Methadone is a possible cause of sudden cardiac death even when it isn’t overdosed but is taken at therapeutic levels primarily for relief of chronic pain or drug addiction withdrawal, a study by Oregon Health & Science University researchers suggests
A new study that was conducted by researchers at Oregon Health and Science University (OHSU) has found that methadone is a possible cause of sudden cardiac death even when it isn’t overdosed but is taken at therapeutic levels primarily for relief of chronic pain or drug addiction withdrawal.
The study’s findings are based on an evaluation of all sudden cardiac deaths in the greater Portland, Ore., metropolitan area between 2002 and 2006 where detailed autopsies were performed.
The research teams based the analysis was based on a comparison of two case groups. One group consisted of 22 sudden cardiac deaths in which toxicology screens turned up 1 milligram or less of methadone — defined as a therapeutic level.
The cases were then were compared with a second group of 106 cases where no evidence of methadone was found. Seventeen of the first case group of 22 had no significant cardiac abnormalities, while five had evidence of significant coronary artery disease.
On the other hand, 60 percent of the case group where no methadone was present had identifiable evidence of cardiac disease or structural abnormalities, all of which are established potential causes of sudden cardiac death.
“The unexpectedly high proportion of otherwise unexplained sudden deaths in the therapeutic methadone group points to a significant contribution of this drug toward the occurrence of sudden cardiac death among these patients,” said Sumeet Chugh, M.D., lead investigator, director of OHSU’s Cardiac Arrhythmia Center, and associate professor of cardiovascular medicine in the OHSU School of Medicine.
There is a growing body of individual case reports that link methadone to a rare ventricular arrhythmia, known as torsade de pointes, which can degenerate into ventricular fibrillation leading to sudden death in the absence of medical intervention.
The study’s authors admitted that they were unable to not rule out the possibility that some of the deaths in the first case group actually were due to suppression of breathing, especially during sleep.
Previous studies have found that stable patients in a methadone prevention program had more sleep architecture abnormalities and a higher prevalence of sleep apnea.
Of the 22 people in first case group 14 were using the drug for pain control, three for drug addiction, three for recreational use and four for an undetermined reason. The mean age of the group was 37 and 68 percent were males.

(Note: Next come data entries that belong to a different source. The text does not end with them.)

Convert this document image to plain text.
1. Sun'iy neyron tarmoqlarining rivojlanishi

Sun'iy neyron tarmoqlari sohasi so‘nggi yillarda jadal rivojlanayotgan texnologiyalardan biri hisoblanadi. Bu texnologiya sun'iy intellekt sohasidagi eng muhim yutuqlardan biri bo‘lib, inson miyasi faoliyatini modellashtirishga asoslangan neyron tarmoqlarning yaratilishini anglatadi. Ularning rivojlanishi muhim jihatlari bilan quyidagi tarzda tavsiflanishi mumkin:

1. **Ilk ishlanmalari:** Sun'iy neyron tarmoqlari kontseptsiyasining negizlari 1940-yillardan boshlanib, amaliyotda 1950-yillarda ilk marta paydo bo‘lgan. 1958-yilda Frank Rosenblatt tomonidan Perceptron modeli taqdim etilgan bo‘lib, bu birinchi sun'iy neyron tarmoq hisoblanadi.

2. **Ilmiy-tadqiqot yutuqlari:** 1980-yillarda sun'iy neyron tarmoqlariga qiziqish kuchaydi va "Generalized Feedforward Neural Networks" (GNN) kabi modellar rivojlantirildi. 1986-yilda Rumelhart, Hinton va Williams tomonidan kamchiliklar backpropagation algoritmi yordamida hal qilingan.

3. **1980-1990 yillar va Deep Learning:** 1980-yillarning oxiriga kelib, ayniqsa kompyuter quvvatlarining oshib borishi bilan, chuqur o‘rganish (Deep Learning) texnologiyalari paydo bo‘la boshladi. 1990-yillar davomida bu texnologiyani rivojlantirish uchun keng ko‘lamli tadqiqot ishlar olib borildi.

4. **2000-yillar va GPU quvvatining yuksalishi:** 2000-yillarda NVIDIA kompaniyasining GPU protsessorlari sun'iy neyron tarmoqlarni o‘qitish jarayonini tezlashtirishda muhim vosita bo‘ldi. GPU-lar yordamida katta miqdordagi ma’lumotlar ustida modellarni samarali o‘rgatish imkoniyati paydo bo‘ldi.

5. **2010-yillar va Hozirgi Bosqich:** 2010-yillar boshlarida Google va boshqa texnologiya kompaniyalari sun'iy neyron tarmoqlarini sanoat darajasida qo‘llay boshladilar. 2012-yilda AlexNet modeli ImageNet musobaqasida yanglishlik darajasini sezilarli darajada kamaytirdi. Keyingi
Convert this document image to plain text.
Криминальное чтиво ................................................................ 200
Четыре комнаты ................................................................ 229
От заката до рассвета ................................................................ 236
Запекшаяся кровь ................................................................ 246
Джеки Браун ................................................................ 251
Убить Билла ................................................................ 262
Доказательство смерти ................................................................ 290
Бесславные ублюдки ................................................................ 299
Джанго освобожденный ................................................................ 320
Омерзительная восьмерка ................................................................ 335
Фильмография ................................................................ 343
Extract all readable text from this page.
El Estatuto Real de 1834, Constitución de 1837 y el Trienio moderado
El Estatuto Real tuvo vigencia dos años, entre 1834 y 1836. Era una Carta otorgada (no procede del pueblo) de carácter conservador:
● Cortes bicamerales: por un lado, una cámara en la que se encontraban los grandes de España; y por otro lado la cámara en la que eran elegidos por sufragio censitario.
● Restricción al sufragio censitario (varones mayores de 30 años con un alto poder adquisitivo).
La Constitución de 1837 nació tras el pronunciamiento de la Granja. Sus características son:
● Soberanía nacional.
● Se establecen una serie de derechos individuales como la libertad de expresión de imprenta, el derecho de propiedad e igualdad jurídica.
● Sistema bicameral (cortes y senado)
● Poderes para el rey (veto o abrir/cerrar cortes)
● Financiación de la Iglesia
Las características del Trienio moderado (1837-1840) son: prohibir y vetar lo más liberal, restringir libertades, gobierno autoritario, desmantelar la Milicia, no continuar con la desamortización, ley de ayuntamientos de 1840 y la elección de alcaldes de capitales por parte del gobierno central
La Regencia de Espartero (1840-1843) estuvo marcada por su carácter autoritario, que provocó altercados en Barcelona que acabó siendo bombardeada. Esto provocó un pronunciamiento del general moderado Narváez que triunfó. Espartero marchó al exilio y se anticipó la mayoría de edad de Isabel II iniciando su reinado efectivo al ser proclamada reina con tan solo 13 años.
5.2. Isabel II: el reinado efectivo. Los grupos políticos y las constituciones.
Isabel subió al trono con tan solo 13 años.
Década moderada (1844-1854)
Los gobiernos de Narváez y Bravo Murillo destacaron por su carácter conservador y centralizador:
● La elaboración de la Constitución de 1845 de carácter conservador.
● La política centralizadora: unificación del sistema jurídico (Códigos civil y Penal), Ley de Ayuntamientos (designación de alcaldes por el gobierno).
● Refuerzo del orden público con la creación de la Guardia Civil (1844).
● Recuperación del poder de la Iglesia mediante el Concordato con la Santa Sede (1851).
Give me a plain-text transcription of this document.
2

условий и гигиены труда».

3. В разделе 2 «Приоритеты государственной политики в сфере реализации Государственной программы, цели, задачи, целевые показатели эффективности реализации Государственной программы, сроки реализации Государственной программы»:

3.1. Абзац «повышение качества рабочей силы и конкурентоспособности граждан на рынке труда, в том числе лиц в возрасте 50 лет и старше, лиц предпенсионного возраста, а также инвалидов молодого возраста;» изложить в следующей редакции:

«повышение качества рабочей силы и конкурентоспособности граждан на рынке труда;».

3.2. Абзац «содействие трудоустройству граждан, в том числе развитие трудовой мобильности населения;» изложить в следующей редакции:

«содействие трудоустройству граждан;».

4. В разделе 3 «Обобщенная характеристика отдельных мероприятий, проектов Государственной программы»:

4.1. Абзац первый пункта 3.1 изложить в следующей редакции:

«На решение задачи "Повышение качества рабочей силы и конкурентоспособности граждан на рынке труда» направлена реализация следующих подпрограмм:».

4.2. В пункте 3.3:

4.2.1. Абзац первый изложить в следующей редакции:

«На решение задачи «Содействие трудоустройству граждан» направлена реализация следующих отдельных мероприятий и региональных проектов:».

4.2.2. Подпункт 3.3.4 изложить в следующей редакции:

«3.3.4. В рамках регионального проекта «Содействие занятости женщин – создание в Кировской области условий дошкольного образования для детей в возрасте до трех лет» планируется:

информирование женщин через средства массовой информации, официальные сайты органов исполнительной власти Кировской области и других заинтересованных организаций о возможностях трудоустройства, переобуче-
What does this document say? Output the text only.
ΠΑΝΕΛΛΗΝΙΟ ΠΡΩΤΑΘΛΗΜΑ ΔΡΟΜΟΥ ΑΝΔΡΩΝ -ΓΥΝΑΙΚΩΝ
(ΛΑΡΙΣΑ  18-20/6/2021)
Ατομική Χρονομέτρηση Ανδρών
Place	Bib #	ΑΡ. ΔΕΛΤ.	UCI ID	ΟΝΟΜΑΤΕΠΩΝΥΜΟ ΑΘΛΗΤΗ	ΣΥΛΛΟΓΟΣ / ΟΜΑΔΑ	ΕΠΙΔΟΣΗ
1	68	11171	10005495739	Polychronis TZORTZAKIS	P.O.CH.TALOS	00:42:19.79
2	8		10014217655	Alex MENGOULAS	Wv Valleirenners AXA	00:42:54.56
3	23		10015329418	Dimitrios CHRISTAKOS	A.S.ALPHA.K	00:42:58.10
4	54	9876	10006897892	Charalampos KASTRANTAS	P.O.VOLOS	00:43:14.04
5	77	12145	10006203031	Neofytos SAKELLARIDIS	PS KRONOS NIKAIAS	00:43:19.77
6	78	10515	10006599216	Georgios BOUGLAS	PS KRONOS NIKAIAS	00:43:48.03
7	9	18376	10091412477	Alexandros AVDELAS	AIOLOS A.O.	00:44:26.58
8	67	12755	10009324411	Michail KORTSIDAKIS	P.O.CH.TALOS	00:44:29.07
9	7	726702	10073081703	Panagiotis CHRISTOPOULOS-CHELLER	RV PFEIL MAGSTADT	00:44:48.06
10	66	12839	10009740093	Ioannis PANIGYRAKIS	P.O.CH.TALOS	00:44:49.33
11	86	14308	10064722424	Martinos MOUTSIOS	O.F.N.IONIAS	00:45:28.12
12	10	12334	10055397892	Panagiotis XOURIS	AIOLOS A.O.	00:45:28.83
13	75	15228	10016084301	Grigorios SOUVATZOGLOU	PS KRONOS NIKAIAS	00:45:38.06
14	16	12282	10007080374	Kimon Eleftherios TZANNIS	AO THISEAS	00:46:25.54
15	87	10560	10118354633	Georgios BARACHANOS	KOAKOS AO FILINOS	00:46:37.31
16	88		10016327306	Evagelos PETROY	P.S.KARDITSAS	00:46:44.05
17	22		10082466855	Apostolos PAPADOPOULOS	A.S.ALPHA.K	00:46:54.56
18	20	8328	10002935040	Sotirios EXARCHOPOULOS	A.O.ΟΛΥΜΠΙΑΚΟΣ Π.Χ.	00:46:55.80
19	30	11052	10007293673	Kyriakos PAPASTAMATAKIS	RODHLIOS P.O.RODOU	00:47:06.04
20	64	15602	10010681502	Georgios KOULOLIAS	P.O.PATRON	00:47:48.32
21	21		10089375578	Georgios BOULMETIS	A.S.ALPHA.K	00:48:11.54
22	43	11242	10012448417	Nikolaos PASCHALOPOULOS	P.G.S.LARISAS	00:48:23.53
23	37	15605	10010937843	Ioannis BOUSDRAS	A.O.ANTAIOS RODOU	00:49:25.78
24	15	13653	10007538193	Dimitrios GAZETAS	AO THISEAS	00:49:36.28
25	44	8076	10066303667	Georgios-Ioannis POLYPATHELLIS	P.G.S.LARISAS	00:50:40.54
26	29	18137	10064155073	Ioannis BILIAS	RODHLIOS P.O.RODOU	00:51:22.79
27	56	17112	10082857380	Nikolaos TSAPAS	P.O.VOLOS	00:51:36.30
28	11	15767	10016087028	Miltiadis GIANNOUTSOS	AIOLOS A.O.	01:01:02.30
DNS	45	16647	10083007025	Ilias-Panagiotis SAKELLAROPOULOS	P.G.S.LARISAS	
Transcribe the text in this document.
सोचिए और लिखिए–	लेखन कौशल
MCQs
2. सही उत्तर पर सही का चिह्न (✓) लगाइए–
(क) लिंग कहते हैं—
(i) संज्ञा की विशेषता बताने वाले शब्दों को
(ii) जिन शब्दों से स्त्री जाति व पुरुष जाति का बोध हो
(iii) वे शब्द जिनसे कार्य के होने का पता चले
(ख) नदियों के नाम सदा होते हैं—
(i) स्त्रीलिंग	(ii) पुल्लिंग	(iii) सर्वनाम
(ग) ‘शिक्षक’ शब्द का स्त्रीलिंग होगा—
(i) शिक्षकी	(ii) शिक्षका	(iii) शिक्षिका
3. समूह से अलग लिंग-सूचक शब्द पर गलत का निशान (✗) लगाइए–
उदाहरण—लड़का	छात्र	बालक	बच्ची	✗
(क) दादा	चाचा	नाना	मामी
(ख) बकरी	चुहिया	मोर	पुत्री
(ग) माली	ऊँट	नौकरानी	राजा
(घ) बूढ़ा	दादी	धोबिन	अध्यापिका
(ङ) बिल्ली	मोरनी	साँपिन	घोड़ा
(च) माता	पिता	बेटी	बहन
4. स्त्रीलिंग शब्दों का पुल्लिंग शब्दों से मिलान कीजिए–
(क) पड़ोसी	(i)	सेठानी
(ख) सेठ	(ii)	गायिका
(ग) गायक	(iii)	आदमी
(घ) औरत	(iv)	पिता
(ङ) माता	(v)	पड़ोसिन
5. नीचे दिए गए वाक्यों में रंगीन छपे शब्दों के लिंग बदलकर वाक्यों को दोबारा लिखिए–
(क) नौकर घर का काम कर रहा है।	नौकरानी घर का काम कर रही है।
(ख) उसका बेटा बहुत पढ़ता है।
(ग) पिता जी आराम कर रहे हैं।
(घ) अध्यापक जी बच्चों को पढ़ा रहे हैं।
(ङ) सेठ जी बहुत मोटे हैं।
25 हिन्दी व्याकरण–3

The mean age of the non methadone group was 42 and 69 percent were males.
The therapeutic use of methadone is on the rise not only for drug addiction but also among cancer patients for managing chronic pain largely because it is less costly than the alternatives and also because it is fast-acting and its effect is long-lasting.
The researchers have proposed that a large prospective evaluation of methadone therapy be undertaken since a sizable and growing number of people benefit from therapeutic use of the drug.
In addition they suggest that additional safeguards prior to therapy might be necessary, such as an electrocardiogram and an assessment of the potential risk for respiratory suppression both awake and asleep.
The press release states that the OHSU research was based on the work of the landmark Oregon Sudden Unexpected Death Study (Ore-SUDS), which Chugh initiated five years ago. The study was supported in part by the National Heart Lung Blood Institute of the National Institutes of Health. Chugh’s co-authors were Jonathan Jui, M.D., professor of emergency medicine; Kyndaron Reinier, Ph.D., research instructor; Carmen Socoteanu, M.D., research assistant; all of the OHSU School of Medicine; Karen Gunson, M.D., Oregon State Medical Examiner; and Justin Waltz, M.P.H.